Apa itu Leukosit Esterase?

Seorang profesional medis dapat melakukan tes esterase leukosit untuk mendiagnosis infeksi saluran kemih.

Leukocyte esterase (LE) adalah jenis tes urin yang paling umum digunakan untuk mendiagnosis infeksi saluran kemih (ISK). Tes ini juga dikenal sebagai WBS esterase. Ini digunakan untuk menentukan apakah sel darah putih ada dalam urin, yang mengindikasikan adanya infeksi. Lebih khusus lagi, ia mencari enzim pelepasan sel darah putih yang disebut esterase. Tes LE sering digunakan dengan tes nitrit urin untuk mengkonfirmasi ISK.

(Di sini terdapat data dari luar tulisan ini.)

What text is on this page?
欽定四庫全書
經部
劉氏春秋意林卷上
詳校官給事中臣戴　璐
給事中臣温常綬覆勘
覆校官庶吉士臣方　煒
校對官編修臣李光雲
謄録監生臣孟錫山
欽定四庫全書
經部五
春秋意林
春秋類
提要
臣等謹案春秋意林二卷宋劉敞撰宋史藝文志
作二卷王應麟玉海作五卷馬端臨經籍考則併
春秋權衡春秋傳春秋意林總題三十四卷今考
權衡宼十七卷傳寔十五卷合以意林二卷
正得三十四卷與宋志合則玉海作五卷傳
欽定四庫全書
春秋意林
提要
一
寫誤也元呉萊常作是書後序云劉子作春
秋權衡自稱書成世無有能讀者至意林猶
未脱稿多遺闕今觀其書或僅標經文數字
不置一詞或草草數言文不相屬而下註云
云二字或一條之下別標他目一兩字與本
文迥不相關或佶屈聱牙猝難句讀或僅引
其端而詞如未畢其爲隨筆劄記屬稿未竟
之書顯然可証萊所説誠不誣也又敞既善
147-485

Antibiotik oral dapat diresepkan untuk mengobati infeksi saluran kemih.

Tes LE tidak menimbulkan rasa sakit, cepat dan non-invasif. Agar tes dapat dilakukan, pasien harus memberikan sampel urin yang bersih. Kemudian seorang profesional medis akan menempatkan strip yang dikenal sebagai dipstick ke dalam urin. Dipstick memiliki beberapa blok warna yang berbeda, yang masing-masing akan atau tidak akan berubah warna, tergantung pada kandungan urin. Salah satunya diformulasikan untuk berubah warna jika ada unsur yang menunjukkan adanya leukosit dalam urin.

Sebuah leukosit.

Jika leukosit esterase menunjukkan hasil negatif, maka pasien biasanya tidak mengalami infeksi. Ada beberapa hal yang dapat menyebabkan tes negatif palsu, seperti sejumlah besar vitamin C atau protein dalam urin. Dimungkinkan juga untuk mendapatkan hasil positif palsu karena infeksi trikomonas atau sekresi dari vagina seperti lendir atau darah.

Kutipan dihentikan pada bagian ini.